Wednesday, December 4, 2024

Gruesome Deaths and Attacks

Just some macabre news stories I've come across over the past several weeks:

    It was April 7, 2004, and Nacoça Pio was one of the first to learn of the bloodbath. A leader of the Cinta-Larga — an indigenous tribe who for centuries lived in isolation in the Amazon Rainforest of Brazil — Pio knew that tensions were high between his people and the white diamond prospectors who came to make their fortunes in their backyard.

    The bodies of 26 miners had been found near their reservation. Some were shot with arrows, some murdered with guns or beaten with clubs. “Two of the bodies were missing their eyeballs, giving rise to rumors that the warriors had covered the victims’ eyes with honey to attract ants and bees,” Alex Cuadros writes in his new book, “When We Sold God’s Eye: Diamonds, Murder, and a Clash of Worlds in the Amazon”.

And:

The Cinta-Larga — who, legend has it, once shadowed an Amazon expedition led by Theodore Roosevelt in the early 20th century — were also cannibals, at least until the 1970s. The warriors “ate everything, even breaking the bones to suck the marrow,” Cuadros writes. When asked by an anthropologist what human flesh tastes like, they compared it to the “dark, delicious meat of the tapir,” Cuadros writes. White men, on the other hand—who the Cinta-Larga first encountered in the 1920s — were “far too salty.”

 Corpses, cut apart with machetes and set on fire, were strewn on the road. In the Valley of Bourdon, not far from the residence of the U.S. ambassador to Haiti and the prime minister’s office, more charred bodies littered the roadway. At Ruelle Rivière, where a well-known clinic was set on fire, residents also lynched several suspected gang members in what is known in Haiti as “Bwa Kale,” the name given to the citizens’ self-defense brigade movement.

    Jorge Beltrao Negromonte, his wife Cristina da Silveíra, and his mistress, Bruna da Silva, would join forces to lure unsuspecting young women to their lair before draining their blood and hacking their flesh into pieces like an animal sent to slaughter.

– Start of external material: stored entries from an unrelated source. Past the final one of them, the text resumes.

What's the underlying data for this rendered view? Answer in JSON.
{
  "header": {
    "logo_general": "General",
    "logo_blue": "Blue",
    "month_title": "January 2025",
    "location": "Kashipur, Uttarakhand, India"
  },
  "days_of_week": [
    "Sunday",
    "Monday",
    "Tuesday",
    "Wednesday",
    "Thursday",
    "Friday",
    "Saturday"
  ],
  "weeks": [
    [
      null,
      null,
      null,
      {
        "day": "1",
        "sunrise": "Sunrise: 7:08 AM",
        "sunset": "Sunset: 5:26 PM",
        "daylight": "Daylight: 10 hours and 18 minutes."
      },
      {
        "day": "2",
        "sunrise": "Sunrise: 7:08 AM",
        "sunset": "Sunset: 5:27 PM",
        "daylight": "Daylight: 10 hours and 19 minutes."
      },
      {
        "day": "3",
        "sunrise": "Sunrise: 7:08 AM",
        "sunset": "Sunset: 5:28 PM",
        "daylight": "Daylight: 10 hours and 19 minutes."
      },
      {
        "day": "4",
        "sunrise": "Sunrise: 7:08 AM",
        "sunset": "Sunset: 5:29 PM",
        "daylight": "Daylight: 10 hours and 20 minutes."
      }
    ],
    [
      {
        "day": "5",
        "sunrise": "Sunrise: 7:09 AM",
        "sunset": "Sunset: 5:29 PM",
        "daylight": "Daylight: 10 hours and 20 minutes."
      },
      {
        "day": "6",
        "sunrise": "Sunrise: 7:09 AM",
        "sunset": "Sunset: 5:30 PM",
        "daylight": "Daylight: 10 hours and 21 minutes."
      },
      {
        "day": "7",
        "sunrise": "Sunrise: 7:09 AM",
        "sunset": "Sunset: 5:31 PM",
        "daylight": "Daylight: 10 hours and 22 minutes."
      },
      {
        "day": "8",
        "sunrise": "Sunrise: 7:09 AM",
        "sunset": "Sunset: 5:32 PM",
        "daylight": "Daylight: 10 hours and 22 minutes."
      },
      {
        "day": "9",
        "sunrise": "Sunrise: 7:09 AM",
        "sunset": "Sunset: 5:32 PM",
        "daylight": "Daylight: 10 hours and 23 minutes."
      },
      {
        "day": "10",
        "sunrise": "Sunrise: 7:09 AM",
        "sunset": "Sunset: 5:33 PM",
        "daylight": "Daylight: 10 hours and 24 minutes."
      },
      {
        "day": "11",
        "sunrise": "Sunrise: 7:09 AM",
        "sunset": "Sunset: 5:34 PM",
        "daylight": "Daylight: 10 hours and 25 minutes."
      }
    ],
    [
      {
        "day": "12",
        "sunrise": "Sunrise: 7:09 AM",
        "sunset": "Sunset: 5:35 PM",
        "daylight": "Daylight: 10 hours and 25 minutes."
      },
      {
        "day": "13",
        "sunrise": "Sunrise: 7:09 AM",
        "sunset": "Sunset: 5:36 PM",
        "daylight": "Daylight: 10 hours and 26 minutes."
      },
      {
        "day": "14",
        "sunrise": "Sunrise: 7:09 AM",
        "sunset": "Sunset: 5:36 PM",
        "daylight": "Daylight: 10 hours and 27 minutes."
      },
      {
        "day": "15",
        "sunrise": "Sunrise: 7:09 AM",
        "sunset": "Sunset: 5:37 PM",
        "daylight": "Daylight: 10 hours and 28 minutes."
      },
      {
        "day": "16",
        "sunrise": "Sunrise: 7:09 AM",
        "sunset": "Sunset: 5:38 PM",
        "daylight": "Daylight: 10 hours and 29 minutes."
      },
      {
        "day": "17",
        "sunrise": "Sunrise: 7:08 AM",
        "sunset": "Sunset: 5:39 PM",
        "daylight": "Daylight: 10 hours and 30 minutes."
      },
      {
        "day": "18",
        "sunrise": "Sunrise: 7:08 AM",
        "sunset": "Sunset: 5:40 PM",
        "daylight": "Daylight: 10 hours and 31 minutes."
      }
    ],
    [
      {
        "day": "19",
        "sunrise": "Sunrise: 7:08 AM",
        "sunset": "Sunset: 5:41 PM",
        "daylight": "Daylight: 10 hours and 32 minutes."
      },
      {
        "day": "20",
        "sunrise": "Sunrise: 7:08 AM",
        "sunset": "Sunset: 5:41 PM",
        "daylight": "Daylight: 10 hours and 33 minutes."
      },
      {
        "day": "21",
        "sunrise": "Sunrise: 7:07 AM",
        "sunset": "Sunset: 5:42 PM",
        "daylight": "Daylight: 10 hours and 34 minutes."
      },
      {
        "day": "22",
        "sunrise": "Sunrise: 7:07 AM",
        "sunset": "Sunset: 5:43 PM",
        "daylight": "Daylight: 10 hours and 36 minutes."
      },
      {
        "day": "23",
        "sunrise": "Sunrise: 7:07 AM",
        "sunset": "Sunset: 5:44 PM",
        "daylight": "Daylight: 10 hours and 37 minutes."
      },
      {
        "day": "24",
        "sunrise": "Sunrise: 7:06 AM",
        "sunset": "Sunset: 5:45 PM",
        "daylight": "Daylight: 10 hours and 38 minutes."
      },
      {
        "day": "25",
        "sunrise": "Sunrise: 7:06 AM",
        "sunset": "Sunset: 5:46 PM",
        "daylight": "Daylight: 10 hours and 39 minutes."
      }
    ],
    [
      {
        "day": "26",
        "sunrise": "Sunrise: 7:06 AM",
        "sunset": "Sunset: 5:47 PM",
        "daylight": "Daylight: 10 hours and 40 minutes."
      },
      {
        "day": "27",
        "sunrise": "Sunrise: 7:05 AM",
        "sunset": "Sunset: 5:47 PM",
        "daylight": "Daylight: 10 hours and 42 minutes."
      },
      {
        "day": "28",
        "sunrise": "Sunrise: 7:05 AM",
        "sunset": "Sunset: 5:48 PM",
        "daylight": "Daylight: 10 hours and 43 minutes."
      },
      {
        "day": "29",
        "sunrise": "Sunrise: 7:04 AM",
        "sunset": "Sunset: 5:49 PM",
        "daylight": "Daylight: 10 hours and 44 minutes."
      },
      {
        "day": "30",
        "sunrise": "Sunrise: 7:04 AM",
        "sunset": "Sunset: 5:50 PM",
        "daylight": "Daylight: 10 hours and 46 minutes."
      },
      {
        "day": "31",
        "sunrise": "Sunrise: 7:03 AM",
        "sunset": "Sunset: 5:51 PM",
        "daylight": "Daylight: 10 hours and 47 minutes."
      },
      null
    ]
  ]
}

    But following a significant blunder, their twisted tale came to an end when Brazilian police were led to their residence and opened up a macabre Pandora's Box.

    From feeding one of their victim's daughter a chunk of her own mother's flesh, to selling pies stuffed with the meat of their human sacrifices to oblivious neighbours, MailOnline has taken a look at the vicious crimes carried out by the hands of those who became notoriously known as the Garanhuns Cannibals.